Integration remains a challenge in digital transformation


Thursday, 16 February, 2023

Integration remains a challenge in digital transformation

Salesforce research has revealed that business application volumes within Australian organisations have increased nearly 10% in the past year, surpassing 1000 on average. However, just a third (32%) are integrated, creating data silos that lead to rising costs, duplicated work, productivity bottlenecks and disconnected experiences.

MuleSoft’s annual Connectivity Benchmark Report surveyed 100 CIOs and IT decision-makers in Australia to better understand these challenges and what organisations can do to succeed amid economic uncertainty.

Despite digital transformation advancements, 84% of respondents said integration challenges were slowing their efforts — causing infrastructure issues and major risks as IT budgets come under new scrutiny.

Organisations spent, on average, US$3.6 million on custom integration labour in the past 12 months, but 32% of respondents said integrating siloed apps and data was their biggest digital transformation challenge.

Some companies are using new technology that employs real-time data technologies to integrate, ingest and store real-time data streams at scale, with built-in connectors that bring in data from every channel (mobile, web, APIs), legacy data through, and historical data from proprietary data lakes.
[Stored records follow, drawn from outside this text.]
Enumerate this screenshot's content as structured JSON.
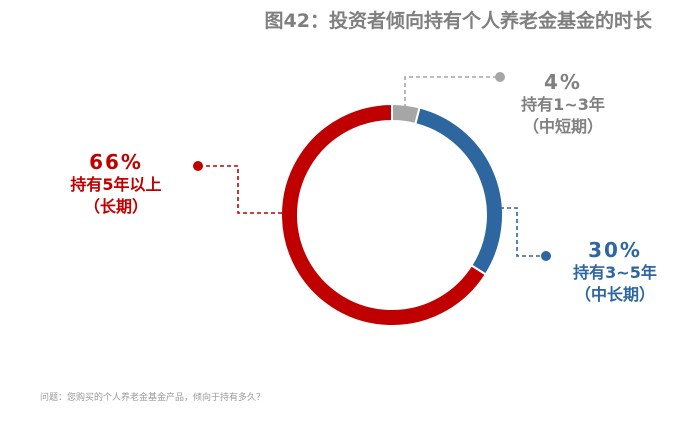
{
  "title": "图42：投资者倾向持有个人养老金基金的时长",
  "footnote": "问题：您购买的个人养老金基金产品，倾向于持有多久？",
  "chart_data": {
    "type": "pie",
    "variant": "donut",
    "title": "图42：投资者倾向持有个人养老金基金的时长",
    "slices": [
      {
        "label": "持有1~3年（中短期）",
        "value": 4,
        "pct_text": "4%",
        "line1": "持有1~3年",
        "line2": "（中短期）",
        "color": "#a6a6a6"
      },
      {
        "label": "持有3~5年（中长期）",
        "value": 30,
        "pct_text": "30%",
        "line1": "持有3~5年",
        "line2": "（中长期）",
        "color": "#2e66a0"
      },
      {
        "label": "持有5年以上（长期）",
        "value": 66,
        "pct_text": "66%",
        "line1": "持有5年以上",
        "line2": "（长期）",
        "color": "#c00000"
      }
    ]
  }
}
“We’ve seen significant investment and dedication from businesses looking to digitally transform. Even amid uncertain economic conditions, digital transformation efforts are well underway and even speeding up in some cases,” said Matt McLarty, CTO, MuleSoft.

“However, integration efforts are lagging, and without this, businesses cannot realise the full value of their data and application capabilities. Integration tools and automation help close that gap, enabling productivity, efficiency and innovation gains that will allow businesses to achieve innovation gains that will propel businesses forward.”

As organisations in Australia become more digitally and cost centred, some are using APIs to integrate apps and data to create exceptional customer experiences and generate revenue.

According to the report, 51% have a mature strategy to empower non-technical users to easily integrate applications and data sources using APIs, demonstrating that low-code tools can improve business agility.

On average, organisations in Australia are generating 42% of revenue from APIs. Further, 77% of organisations now have a top-down API integration strategy.

IT teams that manage an organisation’s tech operations are increasingly looking to automation for efficiency and organisation-wide productivity solutions. Robotic process automation (RPA) — which enables teams to automate business processes and tasks with bots — is one automation technology seeing rapid adoption across enterprises, with 25% of organisations investing in the technology.

Key insights:

  • In Australia, 98% of organisations said at least one department within their company requires both integration and automation.
  • Developers (76%), IT operations (60%) and application administrators (51%) are most likely to be responsible for automating business processes.
  • Data science (60%), product (62%), business analysts (63%), customer support (58%), finance (47%), marketing (66%), engineering (48%) and HR (50%) report a need for automation in their departments.
  • On average, 48% of organisations’ internal software assets and components are available to developers for reuse, an opportunity for greater integration efficiency.
     

Businesses have saved up to 109 billion hours monthly using automation tools that enable employees to focus on higher-value work. By taking a unified approach to integration, API management and automation, businesses are able to drive efficiency, agility and continuous innovation.

Despite an increase in IT project volume (44% growth year over year), most (77%) organisations in Australia are ahead of schedule on digital transformation progress due, in part, to infrastructure improvement. Some IT teams (39%) were able to complete all of the IT projects asked of them last year, while 36% of projects weren’t delivered on time. The cost of failure to complete projects has risen and the average cost of failing to complete digital transformation initiatives now sits at $9.3 million annually.